10. A risk monitoring system for economizer pipeline blockage based on intelligent operating condition identification, characterized in that: The method for monitoring economizer pipeline blockage risk based on intelligent operating condition identification as described in any one of claims 1-9 includes: The data acquisition module is used to take the start time of the economizer's operating cycle as the monitoring starting point and collect operating condition monitoring data within a preset monitoring time window according to the light chemical condition monitoring indicators.
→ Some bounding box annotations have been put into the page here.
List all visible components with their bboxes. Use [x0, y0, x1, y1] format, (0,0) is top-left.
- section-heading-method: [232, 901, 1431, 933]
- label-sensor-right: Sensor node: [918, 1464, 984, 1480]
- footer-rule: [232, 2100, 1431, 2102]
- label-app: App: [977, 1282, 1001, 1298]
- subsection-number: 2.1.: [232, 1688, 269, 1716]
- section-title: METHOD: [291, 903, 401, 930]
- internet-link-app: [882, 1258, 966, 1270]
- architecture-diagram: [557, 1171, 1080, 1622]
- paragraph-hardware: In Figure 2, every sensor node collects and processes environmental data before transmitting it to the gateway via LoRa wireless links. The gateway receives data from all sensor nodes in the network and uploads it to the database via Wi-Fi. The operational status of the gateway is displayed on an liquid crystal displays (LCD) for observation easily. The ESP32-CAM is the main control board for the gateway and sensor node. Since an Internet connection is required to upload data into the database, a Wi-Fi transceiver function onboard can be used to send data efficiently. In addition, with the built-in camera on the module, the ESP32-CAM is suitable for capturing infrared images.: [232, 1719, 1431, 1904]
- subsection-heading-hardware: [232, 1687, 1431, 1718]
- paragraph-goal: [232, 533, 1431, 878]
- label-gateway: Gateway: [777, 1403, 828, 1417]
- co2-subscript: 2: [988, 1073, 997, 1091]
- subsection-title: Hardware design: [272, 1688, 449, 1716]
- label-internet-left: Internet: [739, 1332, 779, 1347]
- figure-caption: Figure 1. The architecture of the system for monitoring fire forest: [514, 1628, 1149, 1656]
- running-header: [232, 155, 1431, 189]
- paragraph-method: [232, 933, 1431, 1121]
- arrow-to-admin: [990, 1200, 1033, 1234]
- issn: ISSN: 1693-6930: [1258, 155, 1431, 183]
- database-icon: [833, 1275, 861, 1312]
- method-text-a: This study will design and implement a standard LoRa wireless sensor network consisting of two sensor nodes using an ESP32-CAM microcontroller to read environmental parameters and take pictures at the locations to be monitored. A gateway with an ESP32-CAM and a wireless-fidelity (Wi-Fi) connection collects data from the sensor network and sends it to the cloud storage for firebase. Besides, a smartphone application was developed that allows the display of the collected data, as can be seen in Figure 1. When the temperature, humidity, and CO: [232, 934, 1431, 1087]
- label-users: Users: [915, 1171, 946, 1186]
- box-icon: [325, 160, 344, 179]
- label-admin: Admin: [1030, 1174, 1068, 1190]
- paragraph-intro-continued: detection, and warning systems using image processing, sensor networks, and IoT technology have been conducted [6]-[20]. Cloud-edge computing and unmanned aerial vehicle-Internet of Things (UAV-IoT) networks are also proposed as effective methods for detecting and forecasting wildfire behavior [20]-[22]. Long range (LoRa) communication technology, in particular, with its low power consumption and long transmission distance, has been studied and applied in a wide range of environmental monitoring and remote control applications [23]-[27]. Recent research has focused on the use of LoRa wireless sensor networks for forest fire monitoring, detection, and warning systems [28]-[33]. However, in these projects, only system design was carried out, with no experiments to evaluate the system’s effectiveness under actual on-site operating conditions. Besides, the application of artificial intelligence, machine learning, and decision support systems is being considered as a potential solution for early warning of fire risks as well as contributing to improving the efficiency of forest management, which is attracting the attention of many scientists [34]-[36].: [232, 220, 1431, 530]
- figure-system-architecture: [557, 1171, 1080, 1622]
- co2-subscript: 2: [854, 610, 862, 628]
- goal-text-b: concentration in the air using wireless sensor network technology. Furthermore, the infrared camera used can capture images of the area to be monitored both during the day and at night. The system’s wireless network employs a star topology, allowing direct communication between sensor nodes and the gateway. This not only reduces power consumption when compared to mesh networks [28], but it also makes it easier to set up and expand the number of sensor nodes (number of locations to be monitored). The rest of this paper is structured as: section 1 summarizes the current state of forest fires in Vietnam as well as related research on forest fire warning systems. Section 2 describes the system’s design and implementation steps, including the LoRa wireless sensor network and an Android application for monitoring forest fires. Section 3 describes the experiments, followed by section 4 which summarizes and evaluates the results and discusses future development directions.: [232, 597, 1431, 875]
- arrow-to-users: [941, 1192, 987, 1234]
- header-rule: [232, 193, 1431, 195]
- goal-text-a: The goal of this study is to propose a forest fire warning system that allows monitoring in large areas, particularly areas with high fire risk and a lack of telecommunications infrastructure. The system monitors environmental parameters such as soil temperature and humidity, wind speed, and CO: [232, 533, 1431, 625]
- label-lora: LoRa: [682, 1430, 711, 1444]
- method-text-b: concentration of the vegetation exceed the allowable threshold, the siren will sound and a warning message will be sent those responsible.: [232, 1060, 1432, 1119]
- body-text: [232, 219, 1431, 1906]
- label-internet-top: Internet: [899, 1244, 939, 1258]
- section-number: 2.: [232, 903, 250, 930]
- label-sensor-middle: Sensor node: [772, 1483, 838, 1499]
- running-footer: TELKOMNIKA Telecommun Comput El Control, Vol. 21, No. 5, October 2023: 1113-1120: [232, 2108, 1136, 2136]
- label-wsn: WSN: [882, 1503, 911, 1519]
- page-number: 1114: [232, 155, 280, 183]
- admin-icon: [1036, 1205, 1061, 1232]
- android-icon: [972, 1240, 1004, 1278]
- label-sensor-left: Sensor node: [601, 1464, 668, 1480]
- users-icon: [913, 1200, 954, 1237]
The risk prediction module is used to predict the risk of pipeline blockage in the economizer based on the operating condition monitoring data and obtain the current predicted pipeline blockage probability. The deviation calculation module is used to calculate the deviation of the blockage risk based on the current predicted pipeline blockage probability, using a preset blockage probability curve as a benchmark. The parameter optimization module is used to adjust the operating condition monitoring indicators and the monitoring time window based on the operating condition monitoring data, the current predicted pipeline blockage probability, and the blockage risk deviation, respectively, to obtain optimized operating condition monitoring indicators and optimized monitoring time window; The unblocking execution module is used to perform data monitoring and pipeline blockage risk prediction according to the optimized operating condition monitoring indicators within the optimized monitoring time window. If the predicted pipeline blockage probability exceeds the preset threshold, the jaw counter-rotating screen crusher is activated to perform active unblocking.